My transnational research uncovers the surprising connections, both real and imagined, between US reformers and Russian terrorists at the turn of the century. I am deeply interested in the US-Russia relationship and the way the United States has long seen Russia as its “dark twin.” My research argues that the stories of Russian terrorist women helped to humanize the Russian people in the American imagination, producing a sympathy for Russian revolution that became unimaginable after the October Revolution in 1917 which brought the Bolsheviks to power.

My research has been supported by several Binghamton University fellowships and grants. I have also received important funding from the U.S. State Department for Russian language study. Two Title VIII grants supported two summers of intensive Russian training at Indiana University and I was fortunate to receive a highly competitive Critical Language Scholarship to Vladimir, Russia in 2017. I am very grateful for these grants and one of my major research goals is to share my knowledge of Russian history, culture, and politics in order to support a deeper and more meaningful discourse between the U.S. and Russia.

To hear more about my research and its contemporary relevance, check out my 2019 Ignite Talk at Binghamton University:

Publications

I recently published a peer-reviewed document collection in the Women and Social Movements in the United States, 1600-2000. My project, entitled “Progressive Reformers, the Russian Revolution, and the Politics of Friendship: America Women’s Ties to Revolutionary Catherine Breshkovsky,” explored the relationship between a Russian revolutionary women and American suffragists and settlement house workers.

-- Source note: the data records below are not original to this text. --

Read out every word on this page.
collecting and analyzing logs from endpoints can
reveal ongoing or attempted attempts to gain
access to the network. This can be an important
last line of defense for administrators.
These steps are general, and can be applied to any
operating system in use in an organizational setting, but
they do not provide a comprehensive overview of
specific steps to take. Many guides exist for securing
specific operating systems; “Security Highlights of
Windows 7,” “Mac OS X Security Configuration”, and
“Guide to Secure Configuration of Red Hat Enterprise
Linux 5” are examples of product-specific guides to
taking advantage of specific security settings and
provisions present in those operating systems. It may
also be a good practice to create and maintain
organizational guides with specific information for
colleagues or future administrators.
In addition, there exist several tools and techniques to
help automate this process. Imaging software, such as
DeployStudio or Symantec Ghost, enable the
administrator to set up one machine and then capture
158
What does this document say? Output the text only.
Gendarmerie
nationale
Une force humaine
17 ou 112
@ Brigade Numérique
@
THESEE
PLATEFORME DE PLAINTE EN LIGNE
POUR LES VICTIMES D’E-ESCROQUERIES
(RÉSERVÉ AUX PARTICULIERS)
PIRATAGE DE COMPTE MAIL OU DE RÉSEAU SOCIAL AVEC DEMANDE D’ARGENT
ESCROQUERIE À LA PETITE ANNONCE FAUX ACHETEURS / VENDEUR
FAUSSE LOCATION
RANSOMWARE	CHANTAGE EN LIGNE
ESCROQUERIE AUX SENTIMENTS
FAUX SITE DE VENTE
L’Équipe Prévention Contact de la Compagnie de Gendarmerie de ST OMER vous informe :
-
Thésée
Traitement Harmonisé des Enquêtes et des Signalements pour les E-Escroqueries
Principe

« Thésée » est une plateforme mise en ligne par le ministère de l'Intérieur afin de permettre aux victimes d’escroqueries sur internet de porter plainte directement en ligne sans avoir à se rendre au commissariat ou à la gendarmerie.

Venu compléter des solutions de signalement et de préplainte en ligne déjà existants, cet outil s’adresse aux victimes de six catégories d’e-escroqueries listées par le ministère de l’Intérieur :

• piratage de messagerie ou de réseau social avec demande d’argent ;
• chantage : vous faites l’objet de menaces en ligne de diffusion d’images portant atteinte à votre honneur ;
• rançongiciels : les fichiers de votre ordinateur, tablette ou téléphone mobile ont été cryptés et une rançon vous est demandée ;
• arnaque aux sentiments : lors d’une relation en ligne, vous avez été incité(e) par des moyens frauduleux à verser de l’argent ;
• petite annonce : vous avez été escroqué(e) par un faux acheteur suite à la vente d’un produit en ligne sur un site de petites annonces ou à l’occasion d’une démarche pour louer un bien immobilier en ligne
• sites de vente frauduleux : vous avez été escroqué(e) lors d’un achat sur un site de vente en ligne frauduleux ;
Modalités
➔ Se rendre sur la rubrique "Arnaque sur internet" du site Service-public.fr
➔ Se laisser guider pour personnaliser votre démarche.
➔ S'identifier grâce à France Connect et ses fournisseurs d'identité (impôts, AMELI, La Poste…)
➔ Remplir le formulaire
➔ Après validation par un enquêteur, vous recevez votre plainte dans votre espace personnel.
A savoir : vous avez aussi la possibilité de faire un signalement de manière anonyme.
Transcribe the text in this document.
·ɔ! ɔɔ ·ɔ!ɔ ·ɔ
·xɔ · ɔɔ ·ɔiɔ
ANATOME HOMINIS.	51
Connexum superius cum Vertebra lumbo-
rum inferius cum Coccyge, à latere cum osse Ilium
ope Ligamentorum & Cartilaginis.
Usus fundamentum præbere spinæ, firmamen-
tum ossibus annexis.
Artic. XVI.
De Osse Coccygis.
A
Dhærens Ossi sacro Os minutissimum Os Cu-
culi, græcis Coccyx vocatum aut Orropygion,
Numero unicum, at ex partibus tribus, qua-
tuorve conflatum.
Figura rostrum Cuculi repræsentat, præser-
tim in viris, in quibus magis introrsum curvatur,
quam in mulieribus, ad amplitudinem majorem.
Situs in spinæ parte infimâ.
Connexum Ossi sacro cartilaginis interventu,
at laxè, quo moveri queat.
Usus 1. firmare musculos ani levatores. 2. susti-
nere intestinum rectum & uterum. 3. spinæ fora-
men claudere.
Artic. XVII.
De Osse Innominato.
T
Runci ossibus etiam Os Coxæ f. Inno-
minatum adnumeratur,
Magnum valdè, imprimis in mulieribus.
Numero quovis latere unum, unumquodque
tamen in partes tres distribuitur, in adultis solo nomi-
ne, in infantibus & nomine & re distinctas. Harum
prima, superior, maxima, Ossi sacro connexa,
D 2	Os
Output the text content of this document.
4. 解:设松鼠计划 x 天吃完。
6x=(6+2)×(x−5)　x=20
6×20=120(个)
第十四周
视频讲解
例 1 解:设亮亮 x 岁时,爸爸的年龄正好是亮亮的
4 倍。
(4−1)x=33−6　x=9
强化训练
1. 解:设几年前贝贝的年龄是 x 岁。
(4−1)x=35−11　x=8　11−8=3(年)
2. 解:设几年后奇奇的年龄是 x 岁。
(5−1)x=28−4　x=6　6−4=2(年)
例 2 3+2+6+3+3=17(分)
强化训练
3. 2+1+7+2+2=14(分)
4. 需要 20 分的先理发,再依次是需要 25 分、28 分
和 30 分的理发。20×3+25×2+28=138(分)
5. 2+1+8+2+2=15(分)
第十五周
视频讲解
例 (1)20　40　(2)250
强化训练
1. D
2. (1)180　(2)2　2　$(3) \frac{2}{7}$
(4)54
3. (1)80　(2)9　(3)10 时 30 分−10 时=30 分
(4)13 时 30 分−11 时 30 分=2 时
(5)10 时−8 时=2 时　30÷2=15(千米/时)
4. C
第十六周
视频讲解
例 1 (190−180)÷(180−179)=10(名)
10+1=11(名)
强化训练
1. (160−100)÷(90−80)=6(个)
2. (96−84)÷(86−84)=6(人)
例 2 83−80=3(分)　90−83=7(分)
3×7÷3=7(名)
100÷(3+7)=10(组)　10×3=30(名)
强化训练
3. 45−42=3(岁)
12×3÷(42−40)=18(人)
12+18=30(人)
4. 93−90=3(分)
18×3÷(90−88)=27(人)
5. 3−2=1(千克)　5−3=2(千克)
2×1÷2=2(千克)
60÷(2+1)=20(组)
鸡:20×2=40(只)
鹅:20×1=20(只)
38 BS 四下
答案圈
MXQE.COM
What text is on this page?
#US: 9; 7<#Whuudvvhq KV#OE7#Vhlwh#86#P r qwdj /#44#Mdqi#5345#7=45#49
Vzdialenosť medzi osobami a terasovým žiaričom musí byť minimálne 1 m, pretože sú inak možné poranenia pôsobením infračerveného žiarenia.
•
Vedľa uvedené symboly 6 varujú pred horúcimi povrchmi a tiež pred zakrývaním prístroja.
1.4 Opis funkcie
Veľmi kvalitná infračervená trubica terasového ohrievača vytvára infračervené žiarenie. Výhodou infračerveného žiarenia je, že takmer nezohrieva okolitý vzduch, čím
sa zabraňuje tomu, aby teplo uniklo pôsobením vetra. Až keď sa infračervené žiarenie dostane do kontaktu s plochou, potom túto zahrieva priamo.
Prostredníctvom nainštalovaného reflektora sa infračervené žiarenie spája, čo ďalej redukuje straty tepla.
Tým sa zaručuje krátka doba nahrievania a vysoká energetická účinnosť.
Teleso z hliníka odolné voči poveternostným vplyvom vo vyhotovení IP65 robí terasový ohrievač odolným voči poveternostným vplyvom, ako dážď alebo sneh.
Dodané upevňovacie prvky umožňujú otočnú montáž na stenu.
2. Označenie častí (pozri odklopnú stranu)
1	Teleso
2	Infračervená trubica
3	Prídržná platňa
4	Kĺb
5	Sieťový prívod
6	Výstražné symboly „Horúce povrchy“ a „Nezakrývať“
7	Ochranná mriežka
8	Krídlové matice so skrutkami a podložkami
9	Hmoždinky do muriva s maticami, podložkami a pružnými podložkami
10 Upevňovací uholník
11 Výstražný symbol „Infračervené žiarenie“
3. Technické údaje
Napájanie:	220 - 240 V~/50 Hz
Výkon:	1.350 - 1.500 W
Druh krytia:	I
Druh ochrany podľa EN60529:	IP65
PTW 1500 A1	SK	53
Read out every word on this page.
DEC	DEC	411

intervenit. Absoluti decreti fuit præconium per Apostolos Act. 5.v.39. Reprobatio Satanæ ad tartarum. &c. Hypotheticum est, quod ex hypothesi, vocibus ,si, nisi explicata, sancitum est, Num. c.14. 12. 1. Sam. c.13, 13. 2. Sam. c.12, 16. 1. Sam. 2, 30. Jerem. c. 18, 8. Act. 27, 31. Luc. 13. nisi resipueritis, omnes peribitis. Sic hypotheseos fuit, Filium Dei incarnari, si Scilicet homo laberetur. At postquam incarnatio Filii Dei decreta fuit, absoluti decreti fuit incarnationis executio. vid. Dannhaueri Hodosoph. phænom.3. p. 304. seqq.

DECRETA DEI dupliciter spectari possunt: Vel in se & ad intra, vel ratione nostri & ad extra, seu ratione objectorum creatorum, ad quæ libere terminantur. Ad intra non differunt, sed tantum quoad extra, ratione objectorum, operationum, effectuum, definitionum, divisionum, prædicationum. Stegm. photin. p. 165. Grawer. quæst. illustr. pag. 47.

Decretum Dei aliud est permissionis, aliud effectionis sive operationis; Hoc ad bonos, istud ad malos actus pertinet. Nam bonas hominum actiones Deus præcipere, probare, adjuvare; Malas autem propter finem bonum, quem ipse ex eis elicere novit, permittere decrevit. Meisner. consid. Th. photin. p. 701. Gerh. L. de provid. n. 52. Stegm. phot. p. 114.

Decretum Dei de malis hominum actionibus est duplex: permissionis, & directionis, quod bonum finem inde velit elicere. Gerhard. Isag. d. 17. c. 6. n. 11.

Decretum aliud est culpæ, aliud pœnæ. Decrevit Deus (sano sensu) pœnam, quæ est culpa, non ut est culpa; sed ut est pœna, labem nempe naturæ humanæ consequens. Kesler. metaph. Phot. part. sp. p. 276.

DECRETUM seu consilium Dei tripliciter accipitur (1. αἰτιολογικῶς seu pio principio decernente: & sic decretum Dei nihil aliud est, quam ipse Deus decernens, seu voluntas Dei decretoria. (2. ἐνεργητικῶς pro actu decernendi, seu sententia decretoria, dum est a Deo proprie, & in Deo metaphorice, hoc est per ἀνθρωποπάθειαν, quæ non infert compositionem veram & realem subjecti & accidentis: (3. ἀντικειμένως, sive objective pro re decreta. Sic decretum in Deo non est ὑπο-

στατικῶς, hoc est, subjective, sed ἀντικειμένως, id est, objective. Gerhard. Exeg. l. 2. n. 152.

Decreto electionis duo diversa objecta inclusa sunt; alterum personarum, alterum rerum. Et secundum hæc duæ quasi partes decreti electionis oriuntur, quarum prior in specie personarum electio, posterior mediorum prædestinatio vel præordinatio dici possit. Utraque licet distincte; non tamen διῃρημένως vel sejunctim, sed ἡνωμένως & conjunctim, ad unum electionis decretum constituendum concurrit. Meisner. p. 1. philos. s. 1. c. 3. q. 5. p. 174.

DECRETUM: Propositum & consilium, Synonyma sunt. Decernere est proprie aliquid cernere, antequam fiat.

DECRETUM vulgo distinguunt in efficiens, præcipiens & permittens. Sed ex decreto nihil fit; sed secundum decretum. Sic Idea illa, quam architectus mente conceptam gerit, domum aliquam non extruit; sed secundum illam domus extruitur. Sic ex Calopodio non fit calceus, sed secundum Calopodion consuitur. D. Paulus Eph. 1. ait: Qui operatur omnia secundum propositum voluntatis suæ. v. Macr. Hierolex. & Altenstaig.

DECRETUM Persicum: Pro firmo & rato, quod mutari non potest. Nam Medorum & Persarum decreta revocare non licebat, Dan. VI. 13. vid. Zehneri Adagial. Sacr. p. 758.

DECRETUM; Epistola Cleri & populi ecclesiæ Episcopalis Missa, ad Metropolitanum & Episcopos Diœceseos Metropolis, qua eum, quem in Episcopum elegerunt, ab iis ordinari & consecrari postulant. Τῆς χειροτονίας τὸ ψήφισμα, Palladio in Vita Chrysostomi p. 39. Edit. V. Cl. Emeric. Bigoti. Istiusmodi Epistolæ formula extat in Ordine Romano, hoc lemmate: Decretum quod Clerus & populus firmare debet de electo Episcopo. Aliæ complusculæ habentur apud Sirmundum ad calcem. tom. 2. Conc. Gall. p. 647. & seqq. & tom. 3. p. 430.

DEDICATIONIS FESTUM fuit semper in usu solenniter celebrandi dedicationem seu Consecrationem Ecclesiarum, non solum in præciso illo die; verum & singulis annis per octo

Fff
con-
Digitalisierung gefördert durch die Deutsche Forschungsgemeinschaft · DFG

I argue that their shared ideas about human progress & a belief in women’s positive political influence helped unite these women before WWI. The arrival of world war, however, and its attending nationalist movements, severely damaged this connection.

I described my document collection and how I came to this topic in the video below:

I currently have an article forthcoming for the Massachusetts Historical Review about the relationships between former Boston abolitionists and Russian terrorists in the 1880s. It will be published in Summer 2022.

My book reviews have been included in Women and Social Movements, 1600-2000, the New York History Journal, and the Los Angeles Review of Books.

Upcoming Presentations

I will be presenting on the Free Russia movement and the question of legitimate violence in the Progressive Era at the 2022 OAH in Boston.